Originally Published on 8/29/2013

I spent my summer driving in France and Spain playing Spiritual High on the car’s sound system as often and as loud as I could.  Spiritual High is a genius mix of music and parts of  Martin Luther King’s I Have A Dream speech.

The song is over 15 minutes long and Martin Luther King’s voice is not heard until the song hits 11’30”. But the wait is well worth it. Hearing his voice, feeling the impact of his words, one cannot help but recognize goodness,wisdom and justice; nor can one deny that, in many ways, King’s dream has come true. Little black boys and black girls hold hands with little white boys and white girls more often and more easily today than at any point in our nation’s history. We are able to work together, pray together, struggle together, stand up for freedom together, and even go to jail together.

As unimaginable as it might have been 50 years ago, today we have a President who is the son of a black man and a white woman, and who was elected—twice— due to the content of his character.

But we also recognize how far we are from completing the dream.
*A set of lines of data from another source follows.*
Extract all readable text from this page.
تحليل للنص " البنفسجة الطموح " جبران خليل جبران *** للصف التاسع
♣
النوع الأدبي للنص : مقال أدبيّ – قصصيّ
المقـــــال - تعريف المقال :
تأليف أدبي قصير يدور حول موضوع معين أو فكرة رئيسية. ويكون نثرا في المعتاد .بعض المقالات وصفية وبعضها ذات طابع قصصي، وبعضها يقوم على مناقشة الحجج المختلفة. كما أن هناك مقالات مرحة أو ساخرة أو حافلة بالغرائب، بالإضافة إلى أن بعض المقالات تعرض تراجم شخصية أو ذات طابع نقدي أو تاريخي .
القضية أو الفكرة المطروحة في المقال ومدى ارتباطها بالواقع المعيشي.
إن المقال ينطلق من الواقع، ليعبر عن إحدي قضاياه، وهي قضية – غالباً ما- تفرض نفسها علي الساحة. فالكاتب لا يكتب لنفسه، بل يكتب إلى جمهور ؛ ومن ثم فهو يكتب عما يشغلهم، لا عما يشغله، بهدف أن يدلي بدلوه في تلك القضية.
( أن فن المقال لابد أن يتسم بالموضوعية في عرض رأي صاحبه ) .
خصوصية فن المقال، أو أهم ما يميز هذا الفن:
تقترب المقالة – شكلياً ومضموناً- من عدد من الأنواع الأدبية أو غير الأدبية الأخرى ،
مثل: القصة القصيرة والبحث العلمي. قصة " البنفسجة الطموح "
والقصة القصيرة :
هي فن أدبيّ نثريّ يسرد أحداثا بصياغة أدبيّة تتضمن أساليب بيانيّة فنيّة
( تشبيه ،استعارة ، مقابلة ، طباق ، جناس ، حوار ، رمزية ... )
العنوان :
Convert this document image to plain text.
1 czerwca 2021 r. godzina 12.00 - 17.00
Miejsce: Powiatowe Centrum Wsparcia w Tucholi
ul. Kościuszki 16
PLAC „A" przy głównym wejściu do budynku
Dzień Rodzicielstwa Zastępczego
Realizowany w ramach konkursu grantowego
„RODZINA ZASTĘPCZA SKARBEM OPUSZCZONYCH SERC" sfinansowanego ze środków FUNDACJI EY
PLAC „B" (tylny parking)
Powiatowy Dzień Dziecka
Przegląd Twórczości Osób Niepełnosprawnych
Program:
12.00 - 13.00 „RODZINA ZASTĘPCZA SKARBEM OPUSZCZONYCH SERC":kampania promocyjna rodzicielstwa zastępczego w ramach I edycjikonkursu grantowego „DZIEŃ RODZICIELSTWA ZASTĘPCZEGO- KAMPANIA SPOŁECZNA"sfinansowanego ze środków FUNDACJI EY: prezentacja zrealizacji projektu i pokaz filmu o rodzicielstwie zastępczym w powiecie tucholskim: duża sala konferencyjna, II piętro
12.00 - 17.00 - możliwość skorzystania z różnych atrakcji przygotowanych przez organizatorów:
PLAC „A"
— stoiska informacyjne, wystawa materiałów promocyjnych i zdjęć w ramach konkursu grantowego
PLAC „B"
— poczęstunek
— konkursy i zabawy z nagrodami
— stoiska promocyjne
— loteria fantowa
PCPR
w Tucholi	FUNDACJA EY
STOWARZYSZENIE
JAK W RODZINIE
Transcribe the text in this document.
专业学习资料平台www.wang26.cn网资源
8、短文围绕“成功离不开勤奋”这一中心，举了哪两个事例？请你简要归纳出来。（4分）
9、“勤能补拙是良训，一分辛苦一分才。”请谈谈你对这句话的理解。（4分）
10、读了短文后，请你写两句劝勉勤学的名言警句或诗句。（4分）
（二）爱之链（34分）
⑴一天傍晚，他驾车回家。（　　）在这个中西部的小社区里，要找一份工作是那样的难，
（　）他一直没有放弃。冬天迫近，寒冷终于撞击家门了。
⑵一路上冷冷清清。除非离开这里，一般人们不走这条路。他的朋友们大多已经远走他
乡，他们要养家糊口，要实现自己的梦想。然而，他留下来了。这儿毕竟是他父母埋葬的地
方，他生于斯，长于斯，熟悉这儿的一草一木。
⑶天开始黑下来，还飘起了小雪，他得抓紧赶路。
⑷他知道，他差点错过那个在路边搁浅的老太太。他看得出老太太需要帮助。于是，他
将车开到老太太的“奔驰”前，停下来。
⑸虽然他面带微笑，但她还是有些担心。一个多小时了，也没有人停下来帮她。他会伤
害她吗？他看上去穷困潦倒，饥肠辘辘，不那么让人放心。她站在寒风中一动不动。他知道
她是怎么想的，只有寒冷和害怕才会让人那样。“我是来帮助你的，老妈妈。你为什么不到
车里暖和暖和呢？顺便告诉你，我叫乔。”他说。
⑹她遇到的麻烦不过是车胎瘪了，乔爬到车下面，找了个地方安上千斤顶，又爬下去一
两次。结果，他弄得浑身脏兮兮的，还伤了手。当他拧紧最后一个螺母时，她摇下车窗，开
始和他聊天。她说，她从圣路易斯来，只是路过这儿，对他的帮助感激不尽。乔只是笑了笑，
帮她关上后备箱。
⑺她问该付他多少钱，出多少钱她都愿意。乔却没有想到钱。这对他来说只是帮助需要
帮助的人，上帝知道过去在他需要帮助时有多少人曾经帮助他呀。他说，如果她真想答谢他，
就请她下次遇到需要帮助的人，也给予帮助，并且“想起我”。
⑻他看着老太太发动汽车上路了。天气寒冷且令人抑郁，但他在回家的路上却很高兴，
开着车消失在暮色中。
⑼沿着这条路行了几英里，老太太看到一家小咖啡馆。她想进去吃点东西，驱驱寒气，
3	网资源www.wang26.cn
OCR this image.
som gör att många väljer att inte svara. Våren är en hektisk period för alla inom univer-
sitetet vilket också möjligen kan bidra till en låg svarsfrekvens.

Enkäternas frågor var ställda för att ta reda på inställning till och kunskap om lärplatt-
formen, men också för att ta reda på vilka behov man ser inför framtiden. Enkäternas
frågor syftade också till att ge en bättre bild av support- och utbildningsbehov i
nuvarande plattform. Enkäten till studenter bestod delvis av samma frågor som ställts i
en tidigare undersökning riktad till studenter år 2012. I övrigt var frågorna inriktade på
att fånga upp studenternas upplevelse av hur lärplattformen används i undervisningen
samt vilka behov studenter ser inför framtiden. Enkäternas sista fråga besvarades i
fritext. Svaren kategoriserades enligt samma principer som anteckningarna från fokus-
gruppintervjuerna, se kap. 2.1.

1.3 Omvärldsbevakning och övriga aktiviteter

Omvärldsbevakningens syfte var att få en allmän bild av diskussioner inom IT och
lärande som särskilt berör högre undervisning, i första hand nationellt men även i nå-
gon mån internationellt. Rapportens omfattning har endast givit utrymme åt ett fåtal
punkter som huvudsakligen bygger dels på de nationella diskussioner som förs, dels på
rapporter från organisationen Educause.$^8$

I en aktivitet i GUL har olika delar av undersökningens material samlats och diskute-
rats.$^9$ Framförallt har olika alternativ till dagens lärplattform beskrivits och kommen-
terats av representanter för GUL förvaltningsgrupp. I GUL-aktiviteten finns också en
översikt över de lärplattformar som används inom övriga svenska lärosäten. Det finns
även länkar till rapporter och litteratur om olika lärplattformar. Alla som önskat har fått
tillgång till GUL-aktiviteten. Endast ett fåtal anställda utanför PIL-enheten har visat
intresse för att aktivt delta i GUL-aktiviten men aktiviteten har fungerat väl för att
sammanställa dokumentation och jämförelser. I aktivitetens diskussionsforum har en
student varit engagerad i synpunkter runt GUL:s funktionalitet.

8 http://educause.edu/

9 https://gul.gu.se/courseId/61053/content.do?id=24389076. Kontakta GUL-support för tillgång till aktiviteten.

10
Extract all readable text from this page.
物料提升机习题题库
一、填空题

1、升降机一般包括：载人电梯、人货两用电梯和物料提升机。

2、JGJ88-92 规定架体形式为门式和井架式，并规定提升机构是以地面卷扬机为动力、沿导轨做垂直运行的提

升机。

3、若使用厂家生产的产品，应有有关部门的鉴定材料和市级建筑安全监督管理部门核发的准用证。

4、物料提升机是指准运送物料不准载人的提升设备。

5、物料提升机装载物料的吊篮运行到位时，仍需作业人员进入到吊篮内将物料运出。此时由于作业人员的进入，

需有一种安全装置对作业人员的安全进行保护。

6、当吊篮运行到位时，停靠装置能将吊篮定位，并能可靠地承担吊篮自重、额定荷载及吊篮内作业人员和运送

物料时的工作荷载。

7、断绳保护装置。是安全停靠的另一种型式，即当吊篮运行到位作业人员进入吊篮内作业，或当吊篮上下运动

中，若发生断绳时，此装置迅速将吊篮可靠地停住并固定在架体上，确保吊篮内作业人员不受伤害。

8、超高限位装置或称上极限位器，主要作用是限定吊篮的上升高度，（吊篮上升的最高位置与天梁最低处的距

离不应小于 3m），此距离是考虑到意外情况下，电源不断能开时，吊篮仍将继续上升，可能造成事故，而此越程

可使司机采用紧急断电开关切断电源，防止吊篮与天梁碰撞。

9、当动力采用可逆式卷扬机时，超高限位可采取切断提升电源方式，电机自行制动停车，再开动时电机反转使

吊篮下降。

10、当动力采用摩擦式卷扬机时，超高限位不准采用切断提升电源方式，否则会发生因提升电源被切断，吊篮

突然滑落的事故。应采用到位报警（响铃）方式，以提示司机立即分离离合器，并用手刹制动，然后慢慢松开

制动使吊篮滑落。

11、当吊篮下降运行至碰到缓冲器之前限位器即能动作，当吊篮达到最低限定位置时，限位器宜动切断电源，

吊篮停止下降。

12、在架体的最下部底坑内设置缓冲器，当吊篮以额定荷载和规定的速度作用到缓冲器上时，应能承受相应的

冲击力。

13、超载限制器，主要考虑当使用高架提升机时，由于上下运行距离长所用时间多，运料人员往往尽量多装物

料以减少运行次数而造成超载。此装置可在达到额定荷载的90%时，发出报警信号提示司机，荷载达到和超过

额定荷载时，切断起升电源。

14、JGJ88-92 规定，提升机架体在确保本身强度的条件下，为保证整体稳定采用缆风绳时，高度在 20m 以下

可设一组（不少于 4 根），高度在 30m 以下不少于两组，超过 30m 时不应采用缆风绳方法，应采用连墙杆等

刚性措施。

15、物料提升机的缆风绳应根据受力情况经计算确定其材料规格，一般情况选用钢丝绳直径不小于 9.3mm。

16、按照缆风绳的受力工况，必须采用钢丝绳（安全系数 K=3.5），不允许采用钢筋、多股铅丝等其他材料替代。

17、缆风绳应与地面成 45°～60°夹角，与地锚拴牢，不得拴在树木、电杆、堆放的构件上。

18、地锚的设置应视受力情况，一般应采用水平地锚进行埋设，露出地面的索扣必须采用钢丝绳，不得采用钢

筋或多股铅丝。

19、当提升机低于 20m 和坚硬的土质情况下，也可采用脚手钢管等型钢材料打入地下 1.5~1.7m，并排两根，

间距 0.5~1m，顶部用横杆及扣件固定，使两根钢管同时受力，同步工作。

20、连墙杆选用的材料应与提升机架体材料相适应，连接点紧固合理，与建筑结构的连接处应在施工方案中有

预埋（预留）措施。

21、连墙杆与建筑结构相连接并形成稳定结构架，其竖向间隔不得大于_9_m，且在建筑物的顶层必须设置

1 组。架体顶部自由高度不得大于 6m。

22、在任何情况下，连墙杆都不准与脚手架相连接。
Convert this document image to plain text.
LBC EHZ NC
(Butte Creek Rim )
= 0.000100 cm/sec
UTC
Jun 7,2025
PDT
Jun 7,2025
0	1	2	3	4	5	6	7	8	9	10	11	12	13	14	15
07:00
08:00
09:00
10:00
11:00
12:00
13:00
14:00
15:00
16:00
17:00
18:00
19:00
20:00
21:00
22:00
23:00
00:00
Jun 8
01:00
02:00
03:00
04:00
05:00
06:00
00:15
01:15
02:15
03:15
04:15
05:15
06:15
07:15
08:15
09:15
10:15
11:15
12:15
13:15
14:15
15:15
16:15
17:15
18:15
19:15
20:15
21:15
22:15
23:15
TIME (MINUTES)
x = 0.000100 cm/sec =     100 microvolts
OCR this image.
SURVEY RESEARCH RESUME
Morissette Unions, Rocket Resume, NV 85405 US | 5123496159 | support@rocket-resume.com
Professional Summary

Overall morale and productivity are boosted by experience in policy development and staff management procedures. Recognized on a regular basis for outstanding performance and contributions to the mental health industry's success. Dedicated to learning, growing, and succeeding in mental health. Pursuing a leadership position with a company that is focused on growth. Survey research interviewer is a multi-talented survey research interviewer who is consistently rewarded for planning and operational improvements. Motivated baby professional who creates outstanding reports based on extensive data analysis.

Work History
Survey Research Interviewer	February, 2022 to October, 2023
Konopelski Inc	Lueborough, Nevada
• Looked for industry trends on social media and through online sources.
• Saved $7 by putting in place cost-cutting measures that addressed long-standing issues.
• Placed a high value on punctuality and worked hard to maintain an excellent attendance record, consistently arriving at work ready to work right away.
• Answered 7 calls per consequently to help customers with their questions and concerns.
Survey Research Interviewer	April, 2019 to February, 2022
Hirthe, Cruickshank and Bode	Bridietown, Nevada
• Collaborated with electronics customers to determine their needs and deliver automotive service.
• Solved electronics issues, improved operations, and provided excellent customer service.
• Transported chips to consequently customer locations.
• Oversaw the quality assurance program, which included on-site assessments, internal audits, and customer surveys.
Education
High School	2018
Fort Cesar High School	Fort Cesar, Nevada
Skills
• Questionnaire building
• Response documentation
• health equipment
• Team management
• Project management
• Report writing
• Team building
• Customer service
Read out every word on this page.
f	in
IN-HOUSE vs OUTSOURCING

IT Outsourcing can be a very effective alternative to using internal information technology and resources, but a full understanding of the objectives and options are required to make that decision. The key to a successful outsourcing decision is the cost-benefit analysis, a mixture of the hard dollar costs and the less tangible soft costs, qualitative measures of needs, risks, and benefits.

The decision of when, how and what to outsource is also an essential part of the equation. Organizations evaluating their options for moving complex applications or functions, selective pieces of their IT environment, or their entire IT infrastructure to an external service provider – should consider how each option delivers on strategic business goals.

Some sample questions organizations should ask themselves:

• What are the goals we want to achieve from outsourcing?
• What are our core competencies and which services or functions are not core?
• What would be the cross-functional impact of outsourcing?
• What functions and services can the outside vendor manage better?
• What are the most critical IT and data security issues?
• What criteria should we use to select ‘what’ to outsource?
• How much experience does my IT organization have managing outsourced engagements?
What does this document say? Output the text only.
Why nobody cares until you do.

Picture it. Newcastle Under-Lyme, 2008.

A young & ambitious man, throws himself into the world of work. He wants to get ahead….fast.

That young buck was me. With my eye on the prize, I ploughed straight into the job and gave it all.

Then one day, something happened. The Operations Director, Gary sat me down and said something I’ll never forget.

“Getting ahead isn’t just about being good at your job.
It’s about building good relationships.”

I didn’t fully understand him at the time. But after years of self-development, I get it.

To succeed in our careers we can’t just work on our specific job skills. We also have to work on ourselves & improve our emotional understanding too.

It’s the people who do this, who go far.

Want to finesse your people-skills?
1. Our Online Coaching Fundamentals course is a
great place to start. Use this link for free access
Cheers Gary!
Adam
We might go to jail together but those with black skin go in higher numbers than those with white skin (vs. their proportion in the general population), and it is a known fact that blacks receive harsher sentences than whites.

Just two months ago, the Supreme Court killed Section 4 of the Voting Rights Act, that stipulated that some states could not change their voting laws without approval from the federal government, by declaring that “things have changed dramatically” since the law was instituted. This, even in the face of blatant GOP manipulation in several states in order to prevent minorities from voting.

We have an interracial President whose message of unity has succeeded in inspiring most, but also in uniting different factions of the Republican Party with the single-minded goal of destroying his presidency.  It is true that some of the opposition was the natural result of the Republican party trying to regain its footing, after the disastrous two-term  presidency of George W. Bush. However, the level of opposition that President Obama has received has been so extreme that we cannot help but wonder if, and how much of it, is driven by racism.

It is undeniable that if President Obama were white, we would not be asking this question, a true sign of how far we still have to go to fulfill Martin Luther King’s dream.